《追韩信》
都夸周先生的表演好,可我怎么觉得那么过呢?胡子手腕加靴子,抖成一片,给人感觉是帕金森。关键是,他老帕金森。
这折戏,建立在一个伪命题之上——没了韩信,刘邦就没戏;刘邦没戏,大汉帝国就没戏;大汉帝国没戏,中国历史就得重新写。掐头去尾不讲当间,等于,没了韩信,中国历史就得重写。你信吗?萧何貌似特信,但我怀疑他首先是信了春哥。
《一捧雪》
难怪这出戏封了多年,因为它是典型的“为奴之人”的戏。
且看中国的奴才是怎样炼成钢铁的:
奴才莫成,替主人顶缸去死。死就死吧,还给大家讲奴为主死的伟大意义。讲的什么呢?讲的还真是狗的故事——为救主人,狗累死了。义犬这词儿放狗那,合适,但放人这儿,只能叫狗。明白了,狗奴才狗奴才,是从莫成这论起的。
讲完伟大意义,还且罗嗦呢。他还要托孤,把自己儿子托老爷照看好,要下辈子发达。还不赶紧死去?没完呢,人奴才还没磕完头呢。第一当然要给老爷磕,因为除了儿子有了托付,老爷还答应给他弄块有官称的墓碑;第二要给夫人磕,因为夫人法场上要假装叫他一声老公,嘿这不知死的就受不了了就,他瞬间以为真是跟夫人有染了还;第三,他还要给监斩的戚继光磕,求他刀子走得“快些”——敢情他还惦记怕疼呢。
说到戚继光,起码这出戏里,不是好人。因为犯罪分子和他是哥们,他就要徇情枉法。本来要一起溜号,这属于畏罪潜逃吧;后来又想拿死囚犯顶缸,算草菅人命吧。最后没辙,莫成这奴才把自己奉献,老戚还一个劲儿叮嘱呢:你法场上千万别胡说八道,耽误了我的前程。这都什么人性啊。
但中国戏剧里,这样的人性,时常以主流文化的形象,舆论导向着人民,奋勇前进。
《明末遗恨》
号称是抗战戏,说抗战时上海广播里天天放这个。盖以为大明为汉人最后一朝,大清以降,不过是为外族辱,跟日本进来一样。连李自成,我估计也被当成了引狼入室的汉奸。所以那戏里,崇祯皇帝那叫一招人疼啊。

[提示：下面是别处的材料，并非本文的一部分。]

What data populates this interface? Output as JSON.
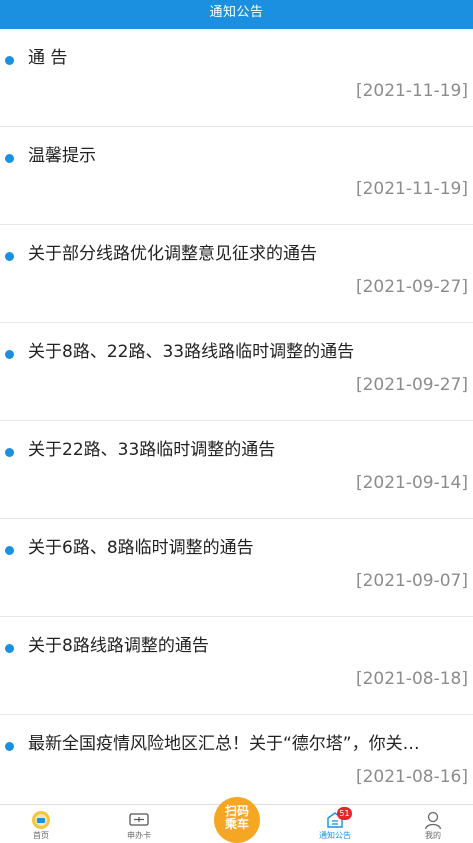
{
  "header": {
    "title": "通知公告"
  },
  "notices": [
    {
      "title": "通 告",
      "date": "[2021-11-19]"
    },
    {
      "title": "温馨提示",
      "date": "[2021-11-19]"
    },
    {
      "title": "关于部分线路优化调整意见征求的通告",
      "date": "[2021-09-27]"
    },
    {
      "title": "关于8路、22路、33路线路临时调整的通告",
      "date": "[2021-09-27]"
    },
    {
      "title": "关于22路、33路临时调整的通告",
      "date": "[2021-09-14]"
    },
    {
      "title": "关于6路、8路临时调整的通告",
      "date": "[2021-09-07]"
    },
    {
      "title": "关于8路线路调整的通告",
      "date": "[2021-08-18]"
    },
    {
      "title": "最新全国疫情风险地区汇总！关于“德尔塔”，你关…",
      "date": "[2021-08-16]"
    }
  ],
  "tabbar": {
    "home": {
      "label": "首页",
      "icon": "home-icon"
    },
    "card": {
      "label": "申办卡",
      "icon": "card-icon"
    },
    "scan": {
      "label_line1": "扫码",
      "label_line2": "乘车",
      "color": "#f5a623"
    },
    "notice": {
      "label": "通知公告",
      "icon": "notice-icon",
      "badge": "51"
    },
    "mine": {
      "label": "我的",
      "icon": "user-icon"
    }
  },
  "colors": {
    "accent": "#1b8fe0",
    "badge": "#e5242b"
  }
}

其实不是。从《夜访》一场看,倒更像是告诉中国人,亡国奴是如何诞生的——大雪天的,兵饷克扣,朱门酒肉臭,外带泡吧……皇上好心好意冒雪劳军,人却不信,回敬一句滚蛋拉倒。这说这国,它能不亡吗?
所以,这戏当年就被禁了。后来当然也被禁,那是因为它污蔑了农民起义军。
《斩经堂》
首先说,站在妇女解放的立场上,这戏毛病大了。为了报家国之恨,为了杀王莽兴汉室,男人都躲远远的,光靠一对婆媳奉献了生命。可见,君全、父权、夫权,三座大山啊。
但戏编得真好。尤其是戏核儿——老妈下了命令,儿子吴汉,必须杀掉既是王莽闺女又是自己媳妇的王兰英。下这手得多难啊。看人家怎么解扣——王兰英自己抹了脖子。或说老太太心这么狠编得有点儿离谱。其实不然,杀死王兰英,那是帮儿子彻底绝了念想,一心一意保刘秀。那也太过了吧,别着急,人家老太太特懂事,为还媳妇一条命,更为了儿子的念想绝得彻底到头,自己也上吊了。
这是什么样的精神?那时候没共产主义吧。所以我只能按郭德纲的说——可能老太太当时已经知道了,王莽那厮,其实是个蟒蛇精。